DG: This isn’t an epidemiologically representative sample, but we can begin to collect preliminary data to understand how and when children in this population are diagnosed. Our work sets up the key questions that researchers can follow up on in a more representative sample.

So far, we are finding that there are still very significant delays in diagnosis. The delay is not because these parents are not concerned about their children, or ignoring warning signs. And it’s not because they don’t have access to a doctor. In fact, many see a doctor multiple times. Almost one-third of the families had to go to five doctors or more before getting an autism diagnosis.

One might consider several reasons this is happening: Doctors may not consider the possibility of autism as frequently when assessing African-American children. But it could also be that features of autism differ in some cases, making it harder to recognize the signs in certain groups of people.

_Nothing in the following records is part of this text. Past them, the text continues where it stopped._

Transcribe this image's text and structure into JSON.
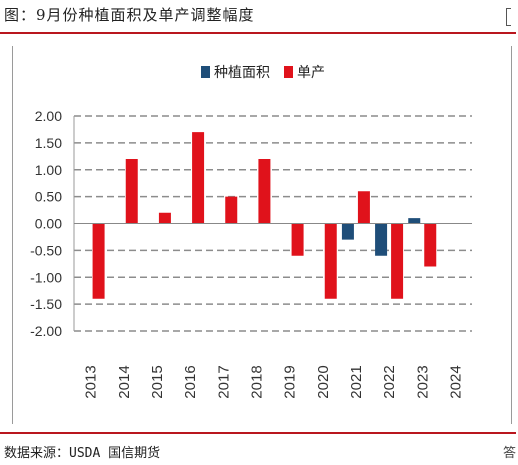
{
  "header": {
    "title": "图：9月份种植面积及单产调整幅度"
  },
  "footer": {
    "source": "数据来源：USDA 国信期货",
    "edge_glyph": "答"
  },
  "chart_data": {
    "type": "bar",
    "title": "",
    "xlabel": "",
    "ylabel": "",
    "ylim": [
      -2.0,
      2.0
    ],
    "yticks": [
      "2.00",
      "1.50",
      "1.00",
      "0.50",
      "0.00",
      "-0.50",
      "-1.00",
      "-1.50",
      "-2.00"
    ],
    "categories": [
      "2013",
      "2014",
      "2015",
      "2016",
      "2017",
      "2018",
      "2019",
      "2020",
      "2021",
      "2022",
      "2023",
      "2024"
    ],
    "grid": true,
    "legend_position": "top-center",
    "series": [
      {
        "name": "种植面积",
        "color": "#1f4e79",
        "values": [
          0,
          0,
          0,
          0,
          0,
          0,
          0,
          0,
          -0.3,
          -0.6,
          0.1,
          0
        ]
      },
      {
        "name": "单产",
        "color": "#e0121b",
        "values": [
          -1.4,
          1.2,
          0.2,
          1.7,
          0.5,
          1.2,
          -0.6,
          -1.4,
          0.6,
          -1.4,
          -0.8,
          0
        ]
      }
    ]
  }
}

We want to investigate these possibilities.

S: How has the community responded to the project?

DG: When we launched the project, there was an outpouring of positive feedback from the African-American community. We were involving families in research that had so far felt ignored.

It’s always difficult to recruit large numbers of families affected by autism, who have very little free time. It’s not trivial to bring your kids and spend the day with us. So it is rewarding that so many families have been turning out to our events to work with us.

It has also been a fulfilling project for me. I usually spend most of my time in the lab. Being involved in the recruitment has been really exciting and rewarding.

S: What is the status of the project?

DG: We have just finished sequencing more than 300 children with autism plus their family members, so we have sequences from about 850 people so far. We plan to have sequenced more than 400 families by the summer, and we’re on track to have data on 600 families when our first grant ends in February 2018.

Now that we have shown the value of this project and its feasibility, we hope to at least double its size. We hope to eventually sequence several thousand people.

So far, we have enough individuals to begin to answer some of the key questions. We don’t have as many as we need to generate a population-specific polygenic risk score, but things are moving in the right direction.